The bear looks at the boy and sees his first feed after the long hibernation. It can smell the boy’s warm blood. Any day now and the ice will have melted and it will be time to leave his winter home.

The boy rubs his hand across the smooth, chiselled ice for as long as he can bear the cold. He looks at his hand and can feel the cold inside his fingers but he can’t feel his fingers due to the numbness. He thinks about licking the bear, wonders what it tastes like.

The bear licks his lips. He can smell the spring, the warmth and the end of his prolonged slumber. His first meal is close; he can hear it through the ice. He’ll have to be patient and still so as not to spook his quarry. He’s an apex predator, top of the food chain, he’ll eat what he goddamn likes.

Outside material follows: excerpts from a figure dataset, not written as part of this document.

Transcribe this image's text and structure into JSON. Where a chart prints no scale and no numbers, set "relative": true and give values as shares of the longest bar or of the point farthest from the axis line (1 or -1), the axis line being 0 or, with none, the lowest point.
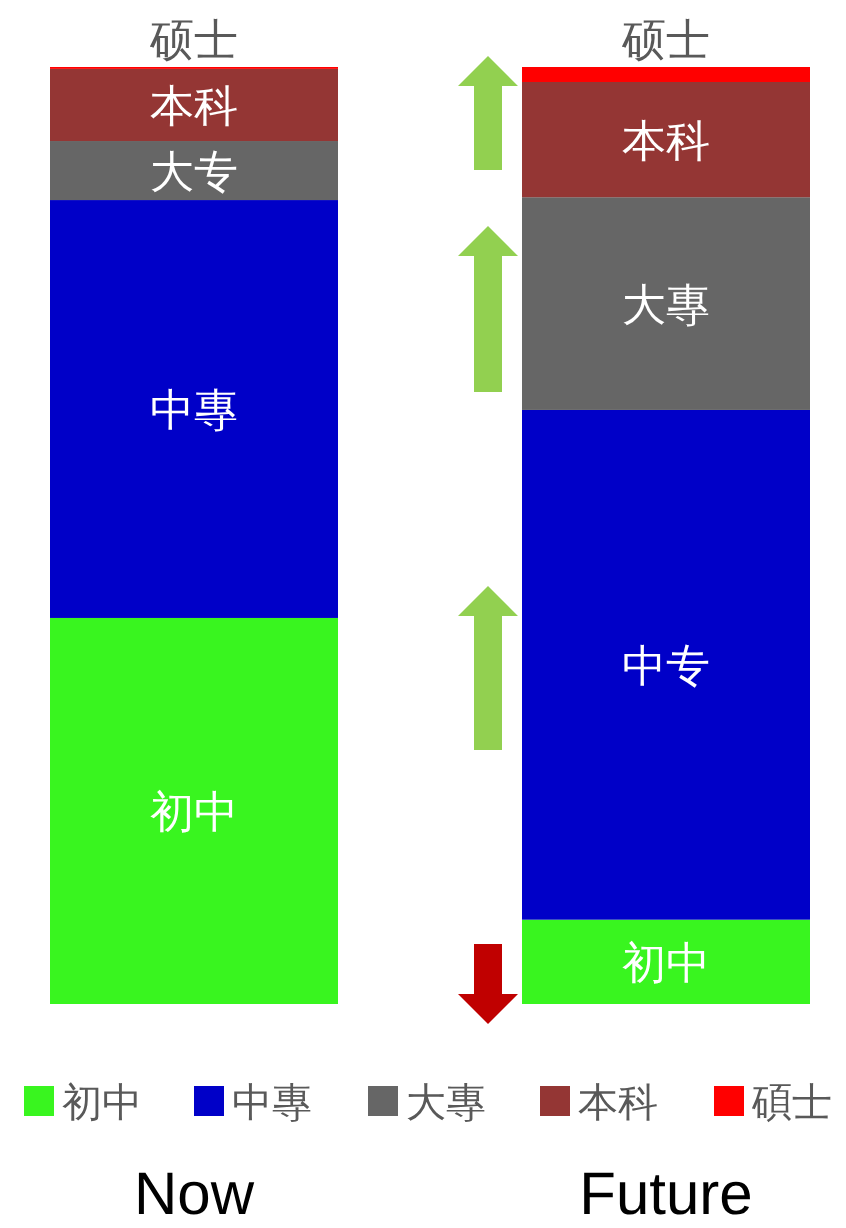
{
  "chart_data": {
    "type": "bar",
    "stacked": true,
    "relative": true,
    "legend": "bottom",
    "categories": [
      "Now",
      "Future"
    ],
    "series": [
      {
        "name": "初中",
        "color": "#39f51f",
        "values": [
          0.412,
          0.09
        ]
      },
      {
        "name": "中專",
        "color": "#0000c8",
        "values": [
          0.446,
          0.544
        ]
      },
      {
        "name": "大專",
        "color": "#666666",
        "values": [
          0.063,
          0.227
        ]
      },
      {
        "name": "本科",
        "color": "#943634",
        "values": [
          0.077,
          0.123
        ]
      },
      {
        "name": "碩士",
        "color": "#ff0000",
        "values": [
          0.002,
          0.016
        ]
      }
    ],
    "annotations": [
      "硕士",
      "本科",
      "大专",
      "中專",
      "初中",
      "硕士",
      "本科",
      "大專",
      "中专",
      "初中"
    ]
  }
}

In his school uniform and scuffed shoes, the boy is invisible in the natural surroundings of the concrete and litter. The bear exudes majesty in his white coat. In his natural surroundings he’d be camouflaged from everyone but here his fleece is a magnet for the curious.

As the ice melts away, the bear’s majestic form is revealed through a slow striptease of drips. The exposed skeleton shows the power in his paws and the violence in his jaw. The skeletal bear has a boy-sized hunger in his stomach but no energy to move. This will be his last spring.

Now the ice has melted, the bear’s novelty has worn off and the crowds have gone. His glory spent, he is retired to the museum to be dusted by cleaners and prodded by school children.